Profiling Django
At the recent WebDev offsite in Portland, we had a chance to spend the day working on any project we wanted and then show the results off that afternoon. I chose to play around with Socket IO. This is also inspired by a great talk by Alexander Bourget at Confoo.
A while back I was trying to profile my Django site and find some speed improvements. I started off by looking for a nice way to profile a Django site and give me some output. That's easy, as it turns out there's some code in Django command extensions that outputs profiles:
python manage.py runprofileserver --use-cprofile --prof-path=/tmp/output
For each request to your Django site this will output in cprofile
format a profile of the request, one per file. Now we just need a tool to read it.
When Googling this the main blog posts I found covered a format called kcachegrind
, which is used by a tool to output some useful information. Unfortunately on a Mac this means using X Windows, Mac ports and a whole pile of stuff. There's MacCallGrind, but that didn't work, just hung. So that's where I started writing something.

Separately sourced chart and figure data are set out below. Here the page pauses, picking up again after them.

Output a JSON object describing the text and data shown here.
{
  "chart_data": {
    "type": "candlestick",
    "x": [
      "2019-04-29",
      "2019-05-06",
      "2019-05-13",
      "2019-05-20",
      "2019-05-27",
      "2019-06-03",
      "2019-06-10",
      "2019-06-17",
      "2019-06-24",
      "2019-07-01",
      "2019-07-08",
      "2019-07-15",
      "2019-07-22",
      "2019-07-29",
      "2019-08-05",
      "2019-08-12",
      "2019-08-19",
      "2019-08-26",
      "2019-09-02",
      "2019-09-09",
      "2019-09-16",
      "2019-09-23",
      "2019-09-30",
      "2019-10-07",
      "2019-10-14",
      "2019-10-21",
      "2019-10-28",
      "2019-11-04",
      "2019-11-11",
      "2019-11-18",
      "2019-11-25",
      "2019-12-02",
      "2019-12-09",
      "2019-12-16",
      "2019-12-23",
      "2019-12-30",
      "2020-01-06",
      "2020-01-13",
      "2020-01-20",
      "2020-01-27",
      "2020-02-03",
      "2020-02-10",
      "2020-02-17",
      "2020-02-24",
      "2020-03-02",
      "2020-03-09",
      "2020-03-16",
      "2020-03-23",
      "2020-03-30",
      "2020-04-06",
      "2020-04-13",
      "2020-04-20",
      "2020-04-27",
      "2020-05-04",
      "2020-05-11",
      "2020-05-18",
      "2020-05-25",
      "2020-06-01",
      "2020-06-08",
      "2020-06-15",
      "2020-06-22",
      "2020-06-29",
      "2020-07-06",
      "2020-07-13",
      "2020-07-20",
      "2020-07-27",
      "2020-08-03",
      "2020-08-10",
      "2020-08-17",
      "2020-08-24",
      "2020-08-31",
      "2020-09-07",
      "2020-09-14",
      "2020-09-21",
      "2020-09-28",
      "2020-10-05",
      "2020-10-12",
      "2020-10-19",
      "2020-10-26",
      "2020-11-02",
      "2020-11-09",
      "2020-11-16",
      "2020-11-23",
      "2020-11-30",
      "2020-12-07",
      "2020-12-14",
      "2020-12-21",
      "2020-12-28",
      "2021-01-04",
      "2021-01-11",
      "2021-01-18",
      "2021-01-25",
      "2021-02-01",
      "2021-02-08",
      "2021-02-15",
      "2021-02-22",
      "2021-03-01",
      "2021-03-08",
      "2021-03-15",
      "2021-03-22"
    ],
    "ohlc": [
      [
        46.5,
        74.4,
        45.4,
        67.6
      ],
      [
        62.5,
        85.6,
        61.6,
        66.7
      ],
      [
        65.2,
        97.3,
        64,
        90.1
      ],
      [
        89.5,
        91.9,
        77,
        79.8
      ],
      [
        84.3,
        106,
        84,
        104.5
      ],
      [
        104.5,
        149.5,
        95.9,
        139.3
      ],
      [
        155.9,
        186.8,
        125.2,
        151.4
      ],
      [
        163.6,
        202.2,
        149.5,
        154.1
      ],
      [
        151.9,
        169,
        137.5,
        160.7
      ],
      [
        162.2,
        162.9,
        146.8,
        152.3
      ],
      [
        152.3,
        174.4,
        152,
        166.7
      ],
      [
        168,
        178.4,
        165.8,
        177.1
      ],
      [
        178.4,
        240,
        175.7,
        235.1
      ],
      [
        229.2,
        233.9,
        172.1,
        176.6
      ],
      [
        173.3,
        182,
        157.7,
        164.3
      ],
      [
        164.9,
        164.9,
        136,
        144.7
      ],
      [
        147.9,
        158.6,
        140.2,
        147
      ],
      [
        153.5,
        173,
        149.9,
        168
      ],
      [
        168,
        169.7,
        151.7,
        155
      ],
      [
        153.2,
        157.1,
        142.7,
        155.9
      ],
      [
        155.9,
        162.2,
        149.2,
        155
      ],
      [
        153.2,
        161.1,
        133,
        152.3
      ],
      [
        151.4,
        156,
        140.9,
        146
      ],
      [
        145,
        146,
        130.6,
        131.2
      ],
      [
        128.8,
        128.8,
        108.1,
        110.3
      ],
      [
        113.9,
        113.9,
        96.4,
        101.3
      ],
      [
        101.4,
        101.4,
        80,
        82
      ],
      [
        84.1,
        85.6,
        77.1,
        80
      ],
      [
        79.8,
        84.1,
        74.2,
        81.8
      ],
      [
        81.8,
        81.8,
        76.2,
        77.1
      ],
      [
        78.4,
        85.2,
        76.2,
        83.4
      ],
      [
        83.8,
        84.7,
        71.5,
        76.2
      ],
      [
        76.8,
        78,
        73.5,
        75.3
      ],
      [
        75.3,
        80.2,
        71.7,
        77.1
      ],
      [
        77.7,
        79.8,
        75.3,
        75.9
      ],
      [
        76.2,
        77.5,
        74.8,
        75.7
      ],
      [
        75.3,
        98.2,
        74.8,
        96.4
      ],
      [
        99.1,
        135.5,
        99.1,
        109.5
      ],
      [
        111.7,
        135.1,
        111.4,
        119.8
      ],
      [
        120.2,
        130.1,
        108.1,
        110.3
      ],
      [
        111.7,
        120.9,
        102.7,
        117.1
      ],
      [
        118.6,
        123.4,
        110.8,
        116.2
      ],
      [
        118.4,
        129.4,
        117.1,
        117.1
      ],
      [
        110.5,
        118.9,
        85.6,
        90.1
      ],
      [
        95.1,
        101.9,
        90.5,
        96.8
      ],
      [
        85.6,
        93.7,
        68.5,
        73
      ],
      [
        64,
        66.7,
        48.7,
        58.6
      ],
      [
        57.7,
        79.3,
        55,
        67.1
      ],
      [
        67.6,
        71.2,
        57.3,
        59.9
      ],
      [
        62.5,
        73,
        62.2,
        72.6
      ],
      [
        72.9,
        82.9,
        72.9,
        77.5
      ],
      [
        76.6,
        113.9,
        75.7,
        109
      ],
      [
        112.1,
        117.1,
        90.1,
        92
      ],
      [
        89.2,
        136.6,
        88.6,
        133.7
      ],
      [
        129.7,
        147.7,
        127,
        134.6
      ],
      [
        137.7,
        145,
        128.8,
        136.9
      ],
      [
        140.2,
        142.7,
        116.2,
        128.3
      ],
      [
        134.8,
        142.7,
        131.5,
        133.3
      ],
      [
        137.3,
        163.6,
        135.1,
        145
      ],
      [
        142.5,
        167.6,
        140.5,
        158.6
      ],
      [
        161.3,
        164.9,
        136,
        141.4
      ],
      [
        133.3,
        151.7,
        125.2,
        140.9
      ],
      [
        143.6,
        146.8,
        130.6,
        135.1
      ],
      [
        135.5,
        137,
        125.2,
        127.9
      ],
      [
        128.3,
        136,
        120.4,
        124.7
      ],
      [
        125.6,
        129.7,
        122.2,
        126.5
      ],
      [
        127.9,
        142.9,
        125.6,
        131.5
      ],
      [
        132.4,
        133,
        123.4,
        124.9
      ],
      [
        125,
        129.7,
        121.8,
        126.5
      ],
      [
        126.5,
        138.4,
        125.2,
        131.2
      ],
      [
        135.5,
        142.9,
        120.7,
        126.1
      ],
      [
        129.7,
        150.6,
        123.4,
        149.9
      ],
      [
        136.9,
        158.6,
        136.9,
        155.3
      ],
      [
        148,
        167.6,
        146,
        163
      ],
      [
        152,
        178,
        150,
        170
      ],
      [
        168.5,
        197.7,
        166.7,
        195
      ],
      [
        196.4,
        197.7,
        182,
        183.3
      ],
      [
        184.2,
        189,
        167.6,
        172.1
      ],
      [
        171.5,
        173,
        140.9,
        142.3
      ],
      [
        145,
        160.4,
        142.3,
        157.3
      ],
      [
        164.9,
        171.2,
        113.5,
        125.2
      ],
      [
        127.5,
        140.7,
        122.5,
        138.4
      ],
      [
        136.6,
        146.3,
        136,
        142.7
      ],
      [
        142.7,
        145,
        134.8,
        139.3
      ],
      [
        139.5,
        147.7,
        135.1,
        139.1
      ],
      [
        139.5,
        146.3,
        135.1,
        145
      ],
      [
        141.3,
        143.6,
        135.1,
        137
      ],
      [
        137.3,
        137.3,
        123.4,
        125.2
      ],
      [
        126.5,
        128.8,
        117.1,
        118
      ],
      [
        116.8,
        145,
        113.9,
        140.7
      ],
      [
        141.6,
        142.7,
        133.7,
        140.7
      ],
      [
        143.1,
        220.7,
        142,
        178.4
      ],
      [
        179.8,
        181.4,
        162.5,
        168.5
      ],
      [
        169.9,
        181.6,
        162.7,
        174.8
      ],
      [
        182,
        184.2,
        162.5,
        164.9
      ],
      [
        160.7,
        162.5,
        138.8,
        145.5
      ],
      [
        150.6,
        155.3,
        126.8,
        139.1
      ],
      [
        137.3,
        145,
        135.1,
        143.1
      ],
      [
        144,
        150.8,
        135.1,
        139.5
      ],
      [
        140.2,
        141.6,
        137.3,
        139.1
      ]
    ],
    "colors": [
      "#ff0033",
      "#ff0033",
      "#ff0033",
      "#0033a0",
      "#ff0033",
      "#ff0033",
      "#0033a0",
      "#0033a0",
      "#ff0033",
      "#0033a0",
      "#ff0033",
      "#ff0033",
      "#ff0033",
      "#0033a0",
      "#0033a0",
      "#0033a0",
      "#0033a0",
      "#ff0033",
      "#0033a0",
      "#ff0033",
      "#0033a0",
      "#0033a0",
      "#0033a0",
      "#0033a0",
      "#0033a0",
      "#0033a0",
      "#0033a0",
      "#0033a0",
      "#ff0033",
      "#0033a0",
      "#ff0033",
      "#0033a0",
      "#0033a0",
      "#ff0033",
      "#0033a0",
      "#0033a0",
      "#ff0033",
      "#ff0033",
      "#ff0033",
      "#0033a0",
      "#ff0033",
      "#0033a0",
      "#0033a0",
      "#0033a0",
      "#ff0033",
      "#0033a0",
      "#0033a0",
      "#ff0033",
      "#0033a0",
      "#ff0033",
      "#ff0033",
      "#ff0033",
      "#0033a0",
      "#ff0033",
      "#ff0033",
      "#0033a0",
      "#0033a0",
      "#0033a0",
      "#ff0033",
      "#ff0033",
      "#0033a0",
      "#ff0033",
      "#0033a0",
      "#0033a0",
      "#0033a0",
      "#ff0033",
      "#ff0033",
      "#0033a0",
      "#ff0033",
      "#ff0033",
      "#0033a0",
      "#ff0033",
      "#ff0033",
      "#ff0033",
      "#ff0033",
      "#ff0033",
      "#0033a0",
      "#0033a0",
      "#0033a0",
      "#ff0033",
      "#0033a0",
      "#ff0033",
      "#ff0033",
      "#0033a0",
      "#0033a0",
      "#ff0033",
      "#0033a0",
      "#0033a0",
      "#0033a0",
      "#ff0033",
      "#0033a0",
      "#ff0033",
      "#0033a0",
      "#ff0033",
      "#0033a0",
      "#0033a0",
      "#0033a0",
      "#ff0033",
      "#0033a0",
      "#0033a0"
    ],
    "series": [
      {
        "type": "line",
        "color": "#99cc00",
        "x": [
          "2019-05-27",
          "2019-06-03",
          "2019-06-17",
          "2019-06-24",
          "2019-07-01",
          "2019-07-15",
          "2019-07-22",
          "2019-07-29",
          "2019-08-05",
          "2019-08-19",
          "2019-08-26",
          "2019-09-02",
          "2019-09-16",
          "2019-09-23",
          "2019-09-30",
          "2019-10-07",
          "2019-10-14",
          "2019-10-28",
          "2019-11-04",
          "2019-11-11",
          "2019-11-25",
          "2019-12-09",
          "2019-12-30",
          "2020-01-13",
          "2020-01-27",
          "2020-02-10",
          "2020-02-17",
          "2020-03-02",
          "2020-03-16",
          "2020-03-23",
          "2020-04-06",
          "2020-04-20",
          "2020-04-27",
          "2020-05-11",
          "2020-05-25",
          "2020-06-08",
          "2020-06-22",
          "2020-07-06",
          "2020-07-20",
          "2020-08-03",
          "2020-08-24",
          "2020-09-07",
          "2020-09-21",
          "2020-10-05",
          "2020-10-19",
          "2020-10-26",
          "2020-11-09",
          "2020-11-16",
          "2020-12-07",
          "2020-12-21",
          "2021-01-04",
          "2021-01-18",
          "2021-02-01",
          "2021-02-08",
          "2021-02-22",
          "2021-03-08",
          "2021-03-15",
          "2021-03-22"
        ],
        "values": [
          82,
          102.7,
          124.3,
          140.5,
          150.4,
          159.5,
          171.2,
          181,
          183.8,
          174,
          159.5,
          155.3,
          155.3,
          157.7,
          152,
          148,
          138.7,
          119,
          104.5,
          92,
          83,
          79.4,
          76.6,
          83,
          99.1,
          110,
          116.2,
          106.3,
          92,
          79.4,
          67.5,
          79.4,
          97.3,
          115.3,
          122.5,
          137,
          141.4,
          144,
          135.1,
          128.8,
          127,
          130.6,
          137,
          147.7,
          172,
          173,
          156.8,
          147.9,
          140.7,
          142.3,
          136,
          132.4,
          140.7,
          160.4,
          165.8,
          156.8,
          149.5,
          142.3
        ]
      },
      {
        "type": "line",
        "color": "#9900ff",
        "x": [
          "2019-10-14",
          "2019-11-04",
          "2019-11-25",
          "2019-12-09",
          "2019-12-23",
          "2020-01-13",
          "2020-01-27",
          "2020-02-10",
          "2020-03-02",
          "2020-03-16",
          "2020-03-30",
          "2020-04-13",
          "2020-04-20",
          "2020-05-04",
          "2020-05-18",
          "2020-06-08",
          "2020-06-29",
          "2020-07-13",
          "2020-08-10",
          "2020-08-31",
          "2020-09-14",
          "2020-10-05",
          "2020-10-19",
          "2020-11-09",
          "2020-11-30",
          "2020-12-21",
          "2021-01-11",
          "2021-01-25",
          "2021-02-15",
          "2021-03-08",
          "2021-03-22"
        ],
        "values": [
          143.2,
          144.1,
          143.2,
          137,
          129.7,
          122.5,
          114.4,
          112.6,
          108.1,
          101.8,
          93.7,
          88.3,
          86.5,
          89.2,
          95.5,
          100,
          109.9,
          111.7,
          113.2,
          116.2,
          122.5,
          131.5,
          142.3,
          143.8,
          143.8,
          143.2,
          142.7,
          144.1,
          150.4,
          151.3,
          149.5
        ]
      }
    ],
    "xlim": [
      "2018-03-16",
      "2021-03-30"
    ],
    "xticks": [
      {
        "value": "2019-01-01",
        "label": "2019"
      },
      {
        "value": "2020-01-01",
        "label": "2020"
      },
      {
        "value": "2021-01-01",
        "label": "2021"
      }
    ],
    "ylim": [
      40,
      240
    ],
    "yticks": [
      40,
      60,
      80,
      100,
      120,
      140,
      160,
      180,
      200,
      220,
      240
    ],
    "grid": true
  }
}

Talisker is a Socket IO based server using gevent and Pyramid. It's a stand alone Pyramid app that you can start up and then open in your browser. It will scan a directory and collect all profiles in that directory ready to send back to the client when messages come in. So we get something like this:
You can see a nice graph of the directories. Since this is Socket IO and using Flot, it will update automatically and show you time the requests took in real time. Woo.
Because it's using cprofile, we can parse the profiles with the Python pstats module. Which awesomely has this line in it:
# Class for printing reports on profiled python code. rev 1.0 4/1/94
From 1994, that's some vintage. Pstats has the nice ability to group multiple profiles together, so we can group together all the requests to /random on my Django site and get some stats for all the pages. Because this is just a table, I added a JS table sorted on to that. Being able to sort the stats is nice too:
You could also view each request individually if you wanted to see just one slow request. This will let you home in on an element like this:
And then clicking on that will give you the line of the source:
And sure enough you can see the problem.
Previously I'd found the output of the runprofileserver simple and useful. So I'd decided to write a Nose plugin. Talisker Nose is a plugin that you can run whilst running your unit tests and it will output to the same file format and can be parsed by Talisker. Sadly, this kind of ruins the graph display. But it can be useful for finding what happens in the tests.
This is of course an app written quickly, chances are if you try it, it won't work. But it's something that I didn't find a nice solution for in the Python world and something that I would like to improve without resorting to the old fashioned native apps. There's no need for that anymore. Or perhaps Tarek will write it for us.